Un enjeu majeur de santé publique
Le harcèlement figure parmi les principaux facteurs susceptibles d’avoir des effets durables sur la santé mentale des enfants, avec des répercussions possibles à long terme sur leur bien-être, leur parcours scolaire et leur vie sociale. À ce titre, Santé publique France souligne qu’il s’agit d’un enjeu de santé publique majeur, appelant des réponses précoces et structurées.
Renforcer la prévention, développer les compétences psychosociales
Parmi les recommandations formulées, l’agence insiste sur la nécessité de renforcer la prévention, notamment à travers le développement des compétences psychosociales : empathie, gestion des émotions, coopération, résolution non violente des conflits.
Des vulnérabilités identifiées
L’enquête met également en évidence plusieurs facteurs de vulnérabilité.

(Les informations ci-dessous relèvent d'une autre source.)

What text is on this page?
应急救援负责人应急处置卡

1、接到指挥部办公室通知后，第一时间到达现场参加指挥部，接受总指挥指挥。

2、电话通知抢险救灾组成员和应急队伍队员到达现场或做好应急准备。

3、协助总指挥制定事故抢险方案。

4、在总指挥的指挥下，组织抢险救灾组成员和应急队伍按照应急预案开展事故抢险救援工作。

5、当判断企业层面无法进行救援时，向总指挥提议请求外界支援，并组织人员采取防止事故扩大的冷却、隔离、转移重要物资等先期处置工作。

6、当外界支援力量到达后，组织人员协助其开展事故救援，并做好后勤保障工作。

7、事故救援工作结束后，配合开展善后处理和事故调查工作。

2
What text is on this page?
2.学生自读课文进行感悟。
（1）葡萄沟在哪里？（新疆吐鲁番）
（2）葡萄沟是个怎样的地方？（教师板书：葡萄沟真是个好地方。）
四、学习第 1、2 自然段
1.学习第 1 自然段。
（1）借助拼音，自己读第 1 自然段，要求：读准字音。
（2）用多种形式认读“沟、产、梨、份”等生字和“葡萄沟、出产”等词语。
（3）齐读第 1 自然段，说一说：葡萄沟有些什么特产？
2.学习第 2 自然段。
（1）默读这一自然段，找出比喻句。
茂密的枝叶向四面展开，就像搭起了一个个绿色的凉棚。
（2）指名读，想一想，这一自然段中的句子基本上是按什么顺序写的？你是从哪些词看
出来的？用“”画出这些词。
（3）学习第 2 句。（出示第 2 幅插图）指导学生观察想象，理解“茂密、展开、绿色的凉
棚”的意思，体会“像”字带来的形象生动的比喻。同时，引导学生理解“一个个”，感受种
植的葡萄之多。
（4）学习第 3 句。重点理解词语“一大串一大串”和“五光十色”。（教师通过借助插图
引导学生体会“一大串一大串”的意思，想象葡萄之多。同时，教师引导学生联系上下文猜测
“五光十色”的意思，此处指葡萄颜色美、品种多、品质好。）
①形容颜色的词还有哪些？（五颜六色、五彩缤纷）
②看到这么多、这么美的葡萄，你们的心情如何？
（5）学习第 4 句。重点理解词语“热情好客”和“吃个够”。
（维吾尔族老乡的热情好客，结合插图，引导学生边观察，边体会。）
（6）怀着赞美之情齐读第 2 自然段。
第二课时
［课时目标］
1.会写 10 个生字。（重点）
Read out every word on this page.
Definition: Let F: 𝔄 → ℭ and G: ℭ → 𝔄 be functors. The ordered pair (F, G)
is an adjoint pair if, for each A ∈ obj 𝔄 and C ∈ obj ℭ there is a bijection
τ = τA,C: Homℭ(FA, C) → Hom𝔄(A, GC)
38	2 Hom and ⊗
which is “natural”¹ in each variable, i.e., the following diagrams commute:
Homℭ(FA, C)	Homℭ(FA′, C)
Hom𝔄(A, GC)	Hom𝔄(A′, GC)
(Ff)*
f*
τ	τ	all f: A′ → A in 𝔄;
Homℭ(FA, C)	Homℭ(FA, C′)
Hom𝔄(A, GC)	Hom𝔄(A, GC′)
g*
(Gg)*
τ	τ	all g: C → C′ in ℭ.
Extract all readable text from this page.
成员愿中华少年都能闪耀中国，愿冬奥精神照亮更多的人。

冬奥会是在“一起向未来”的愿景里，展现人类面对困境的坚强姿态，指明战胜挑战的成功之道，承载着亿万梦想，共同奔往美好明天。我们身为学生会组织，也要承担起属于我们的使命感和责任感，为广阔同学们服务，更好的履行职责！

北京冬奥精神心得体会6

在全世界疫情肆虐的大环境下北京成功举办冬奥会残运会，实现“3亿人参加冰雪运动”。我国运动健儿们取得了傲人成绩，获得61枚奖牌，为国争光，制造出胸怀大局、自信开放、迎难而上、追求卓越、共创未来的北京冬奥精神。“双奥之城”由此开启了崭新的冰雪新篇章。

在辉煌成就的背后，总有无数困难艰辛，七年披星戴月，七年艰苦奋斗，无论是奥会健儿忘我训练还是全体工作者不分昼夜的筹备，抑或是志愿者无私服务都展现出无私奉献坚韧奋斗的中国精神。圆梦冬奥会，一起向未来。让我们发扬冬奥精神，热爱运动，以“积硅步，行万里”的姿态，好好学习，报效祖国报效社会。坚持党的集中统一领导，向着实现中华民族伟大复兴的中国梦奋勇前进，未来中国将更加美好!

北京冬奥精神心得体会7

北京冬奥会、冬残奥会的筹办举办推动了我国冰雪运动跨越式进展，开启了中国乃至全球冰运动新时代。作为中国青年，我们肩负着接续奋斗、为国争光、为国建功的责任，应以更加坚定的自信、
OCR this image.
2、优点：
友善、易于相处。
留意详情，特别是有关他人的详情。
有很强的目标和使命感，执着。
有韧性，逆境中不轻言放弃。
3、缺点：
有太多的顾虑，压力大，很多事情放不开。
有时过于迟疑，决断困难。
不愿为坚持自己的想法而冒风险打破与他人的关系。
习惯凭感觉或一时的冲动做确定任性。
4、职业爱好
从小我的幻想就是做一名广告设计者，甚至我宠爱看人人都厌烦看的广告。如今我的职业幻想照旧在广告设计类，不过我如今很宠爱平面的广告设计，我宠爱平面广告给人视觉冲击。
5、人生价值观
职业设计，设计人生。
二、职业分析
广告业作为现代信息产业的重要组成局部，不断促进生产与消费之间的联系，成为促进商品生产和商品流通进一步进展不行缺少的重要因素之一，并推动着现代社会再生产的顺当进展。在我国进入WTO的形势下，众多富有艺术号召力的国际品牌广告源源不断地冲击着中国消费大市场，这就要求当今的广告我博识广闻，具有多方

Les enfants présentant des troubles des apprentissages, ceux bénéficiant d’au moins un dispositif d’accompagnement à la scolarité, nés prématurément, en situation de surpoids ou d’obésité, sont plus fréquemment concernés par des situations de harcèlement, en tant que victimes ou auteurs de comportements agressifs.
Par ailleurs, un antécédent de violence ou d’agression subie – notamment de la part d’une personne âgée de plus de 15 ans – est davantage associé à l’adoption de comportements agressifs chez les enfants.
Enfin, l’enquête souligne le poids des inégalités sociales et familiales. Comparés aux enfants non impliqués dans des situations de harcèlement, ceux qui sont victimes probables ou présentent des comportements agressifs sont plus souvent issus de familles monoparentales, vivent dans des foyers où le parent répondant possède un niveau de diplôme inférieur ou égal au baccalauréat, et déclarent une situation financière perçue comme difficile.
Ces résultats rappellent que le harcèlement scolaire ne peut être dissocié de son contexte social et familial, et qu’il nécessite des politiques publiques articulant prévention, éducation et réduction des inégalités.